Позднее прибывает моя мать с размазанной по всему лицу косметикой. Она, видно, перестала наклоняться вперед, когда плачет. Председатель на месяц укатил в Японию, ну вот и славно. Уж очень редко мы теперь собираемся. Я имею в виду родных.
Мы разобрали все грязные Варинькины вещи, и тут вновь возникла русская книга об Анне Карениной. На сей раз она оказалась на комоде.
– Я страсть как любила, когда Варинька читала нам ее вслух, – улыбается Ольга и берет книгу в руки. Мать моя кивает и смотрит на нас так, будто над чем-то размышляет.
– Читать – это слишком сильно сказано… – начинает она.
– Что ты имеешь в виду? – Я гляжу на нее.
– Да Варинька вообще не умела читать! – бормочет моя мать.
Повисает тишина.
– Да нет же, умела! Она читала нам страницу за страницей, – раздраженно возражаю я.
– Вовсе нет… Она просто повторяла то, что ваша прабабка Эстер читала ей. Ей тогда девять лет было, и она какие-то небольшие кусочки запомнила. А все остальное – это ее фантазии.
Я поражена.
– А как же тогда с чужими письмами, которые вы переписывали? – спрашивает меня Ольга.
Я задумываюсь.
– Ну… если уж на то пошло, на самом деле это Грета читала их и писала, если в том была нужда, – отвечаю я. – А Варинька диктовала, что писать.
Мать моя смотрит на меня с недоумением. О том, что мы вскрывали чужие письма, она раньше не слышала.
– Эстер?! И это ты, такая милая, славная?
– Я тебе не славная и не милая, черт побери!
– Ладно. Уймитесь. Но когда вы с дедом узнали, что Варинька не умеет читать? – спрашивает Ольга.
– Деду, наверное, потребовалось несколько лет. В основном из-за языка. Варинька всегда как-то умела эту тему обойти или сделать вид, что газеты и большая литература – пустая трата времени.

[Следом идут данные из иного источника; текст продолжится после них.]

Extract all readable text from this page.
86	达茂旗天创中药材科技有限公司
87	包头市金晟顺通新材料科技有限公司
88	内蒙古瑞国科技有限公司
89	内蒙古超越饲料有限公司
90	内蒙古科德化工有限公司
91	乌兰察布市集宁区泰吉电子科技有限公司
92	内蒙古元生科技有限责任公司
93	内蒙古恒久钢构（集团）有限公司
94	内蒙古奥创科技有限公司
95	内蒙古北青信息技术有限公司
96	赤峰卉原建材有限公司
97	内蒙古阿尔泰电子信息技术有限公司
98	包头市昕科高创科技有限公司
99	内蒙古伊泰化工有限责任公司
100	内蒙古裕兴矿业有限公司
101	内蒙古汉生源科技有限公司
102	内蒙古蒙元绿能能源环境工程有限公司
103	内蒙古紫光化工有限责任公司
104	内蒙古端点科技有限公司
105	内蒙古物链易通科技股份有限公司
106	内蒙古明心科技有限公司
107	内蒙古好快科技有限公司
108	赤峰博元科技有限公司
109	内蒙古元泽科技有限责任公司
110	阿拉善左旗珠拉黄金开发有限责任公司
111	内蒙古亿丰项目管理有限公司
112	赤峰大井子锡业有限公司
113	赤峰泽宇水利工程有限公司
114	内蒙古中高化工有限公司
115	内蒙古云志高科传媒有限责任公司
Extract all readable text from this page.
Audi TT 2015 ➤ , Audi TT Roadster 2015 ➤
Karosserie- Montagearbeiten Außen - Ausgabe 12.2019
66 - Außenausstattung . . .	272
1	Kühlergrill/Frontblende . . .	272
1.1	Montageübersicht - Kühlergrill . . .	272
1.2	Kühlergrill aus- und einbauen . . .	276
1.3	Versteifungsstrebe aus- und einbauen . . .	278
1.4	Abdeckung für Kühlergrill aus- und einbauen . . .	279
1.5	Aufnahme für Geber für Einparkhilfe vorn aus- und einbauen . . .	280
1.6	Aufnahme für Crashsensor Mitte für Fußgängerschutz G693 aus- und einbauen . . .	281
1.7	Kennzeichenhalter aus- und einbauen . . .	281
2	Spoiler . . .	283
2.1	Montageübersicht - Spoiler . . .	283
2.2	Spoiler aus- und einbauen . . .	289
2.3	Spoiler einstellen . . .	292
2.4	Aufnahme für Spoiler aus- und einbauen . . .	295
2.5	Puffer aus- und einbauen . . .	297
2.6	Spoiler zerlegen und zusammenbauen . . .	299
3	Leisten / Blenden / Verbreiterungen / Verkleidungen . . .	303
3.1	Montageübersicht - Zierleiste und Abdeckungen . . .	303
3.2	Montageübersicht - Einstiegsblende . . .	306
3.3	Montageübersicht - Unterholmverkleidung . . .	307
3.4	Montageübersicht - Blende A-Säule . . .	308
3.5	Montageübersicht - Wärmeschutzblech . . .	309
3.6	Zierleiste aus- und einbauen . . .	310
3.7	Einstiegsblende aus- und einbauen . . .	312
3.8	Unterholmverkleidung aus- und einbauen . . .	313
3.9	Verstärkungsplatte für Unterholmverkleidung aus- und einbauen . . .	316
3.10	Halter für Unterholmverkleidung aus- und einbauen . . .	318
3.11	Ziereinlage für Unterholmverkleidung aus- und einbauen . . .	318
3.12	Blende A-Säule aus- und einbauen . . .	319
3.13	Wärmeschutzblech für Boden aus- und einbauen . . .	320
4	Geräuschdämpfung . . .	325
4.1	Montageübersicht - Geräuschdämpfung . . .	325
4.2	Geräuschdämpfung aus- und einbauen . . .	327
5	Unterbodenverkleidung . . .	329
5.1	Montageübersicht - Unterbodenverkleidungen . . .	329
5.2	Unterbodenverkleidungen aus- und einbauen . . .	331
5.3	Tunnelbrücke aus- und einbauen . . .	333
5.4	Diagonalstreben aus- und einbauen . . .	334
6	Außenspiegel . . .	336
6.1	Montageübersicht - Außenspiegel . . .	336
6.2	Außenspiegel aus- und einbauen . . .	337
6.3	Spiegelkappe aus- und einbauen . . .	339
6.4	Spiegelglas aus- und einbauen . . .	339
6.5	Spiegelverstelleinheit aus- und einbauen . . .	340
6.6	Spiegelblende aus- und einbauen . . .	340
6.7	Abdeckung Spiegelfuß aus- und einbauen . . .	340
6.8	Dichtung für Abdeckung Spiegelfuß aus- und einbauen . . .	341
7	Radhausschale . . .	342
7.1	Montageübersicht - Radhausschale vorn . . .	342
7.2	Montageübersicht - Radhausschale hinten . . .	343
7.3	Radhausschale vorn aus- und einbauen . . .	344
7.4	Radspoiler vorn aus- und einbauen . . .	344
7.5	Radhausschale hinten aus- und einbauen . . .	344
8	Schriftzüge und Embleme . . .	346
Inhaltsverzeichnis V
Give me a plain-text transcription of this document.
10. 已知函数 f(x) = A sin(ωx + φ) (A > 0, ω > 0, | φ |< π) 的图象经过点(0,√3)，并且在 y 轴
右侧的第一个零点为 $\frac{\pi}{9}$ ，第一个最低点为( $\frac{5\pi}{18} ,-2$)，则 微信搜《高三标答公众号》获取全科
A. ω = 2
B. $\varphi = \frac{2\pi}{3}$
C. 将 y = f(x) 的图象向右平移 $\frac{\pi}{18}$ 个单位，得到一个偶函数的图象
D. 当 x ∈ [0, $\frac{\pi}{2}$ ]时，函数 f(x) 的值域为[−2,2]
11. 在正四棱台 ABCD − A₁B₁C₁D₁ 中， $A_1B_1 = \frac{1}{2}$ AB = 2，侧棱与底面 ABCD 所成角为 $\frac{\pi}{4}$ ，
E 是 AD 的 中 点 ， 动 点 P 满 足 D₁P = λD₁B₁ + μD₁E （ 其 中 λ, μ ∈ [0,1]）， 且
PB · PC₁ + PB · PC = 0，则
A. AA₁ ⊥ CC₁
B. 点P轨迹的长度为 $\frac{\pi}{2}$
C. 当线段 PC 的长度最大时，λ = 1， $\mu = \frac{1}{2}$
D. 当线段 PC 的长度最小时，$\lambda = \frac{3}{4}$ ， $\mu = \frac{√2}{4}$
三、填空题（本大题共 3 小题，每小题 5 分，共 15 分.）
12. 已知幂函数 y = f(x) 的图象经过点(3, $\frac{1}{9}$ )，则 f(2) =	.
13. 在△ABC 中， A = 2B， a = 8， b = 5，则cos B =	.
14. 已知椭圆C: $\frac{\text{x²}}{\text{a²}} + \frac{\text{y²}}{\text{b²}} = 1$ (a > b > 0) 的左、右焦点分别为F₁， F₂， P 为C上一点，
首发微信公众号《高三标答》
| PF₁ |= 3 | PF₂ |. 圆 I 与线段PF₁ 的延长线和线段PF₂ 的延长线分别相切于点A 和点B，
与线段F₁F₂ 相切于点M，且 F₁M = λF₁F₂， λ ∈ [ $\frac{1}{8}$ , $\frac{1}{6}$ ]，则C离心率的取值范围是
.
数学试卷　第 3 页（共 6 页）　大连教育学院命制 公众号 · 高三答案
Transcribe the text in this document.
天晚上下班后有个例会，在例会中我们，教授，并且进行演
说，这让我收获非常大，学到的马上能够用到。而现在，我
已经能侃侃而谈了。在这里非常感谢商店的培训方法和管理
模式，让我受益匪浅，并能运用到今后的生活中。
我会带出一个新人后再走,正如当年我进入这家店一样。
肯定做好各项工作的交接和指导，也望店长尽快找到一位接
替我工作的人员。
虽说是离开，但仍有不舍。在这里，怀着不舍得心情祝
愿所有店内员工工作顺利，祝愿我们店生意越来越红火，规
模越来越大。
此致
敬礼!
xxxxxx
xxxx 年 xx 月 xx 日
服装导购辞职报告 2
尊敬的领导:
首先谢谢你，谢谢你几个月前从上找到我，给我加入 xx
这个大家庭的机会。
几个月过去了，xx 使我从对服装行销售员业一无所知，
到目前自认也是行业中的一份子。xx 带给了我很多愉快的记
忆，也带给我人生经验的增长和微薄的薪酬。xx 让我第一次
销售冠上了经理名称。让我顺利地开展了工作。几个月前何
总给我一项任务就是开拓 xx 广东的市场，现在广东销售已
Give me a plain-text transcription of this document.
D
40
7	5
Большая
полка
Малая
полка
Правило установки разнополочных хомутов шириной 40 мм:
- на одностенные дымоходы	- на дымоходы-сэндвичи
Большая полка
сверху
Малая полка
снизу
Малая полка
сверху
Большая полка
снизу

Сарказм позволил ей перевести дыхание.
– А я обнаружила это, потому что в Варинькиной версии все время появлялся какой-то карлик, – продолжает моя мать. – И я потом, когда мы читали роман в школе, никак не могла его там отыскать.
Я с удивлением смотрю на нее.
– Это была наша с дедом большая тайна, и мы решили оставить ее при себе. Даже Вариньке ничего не сказали. Она, наверное, проклинала себя, что не умеет читать, но была слишком горда, чтобы признаться в этом. Вот и я только теперь, когда ее больше нет, решилась рассказать об этом.
– О каком таком карлике вы говорите? – спрашивает Карл.
– Это был знакомый Вариньки. Он родился таким, как тот мужчина в бассейне, – объясняю я.
– А их на самом деле много? Я же сказал, что не верю карликам.
Мать моя скоренько меняет тему:
– Папа ко мне прилетал сегодня ночью. Хотел утешить меня. А потом снова улетел. Прямо через закрытую дверь. Да, а еще у меня Шнапс был на прошлой неделе.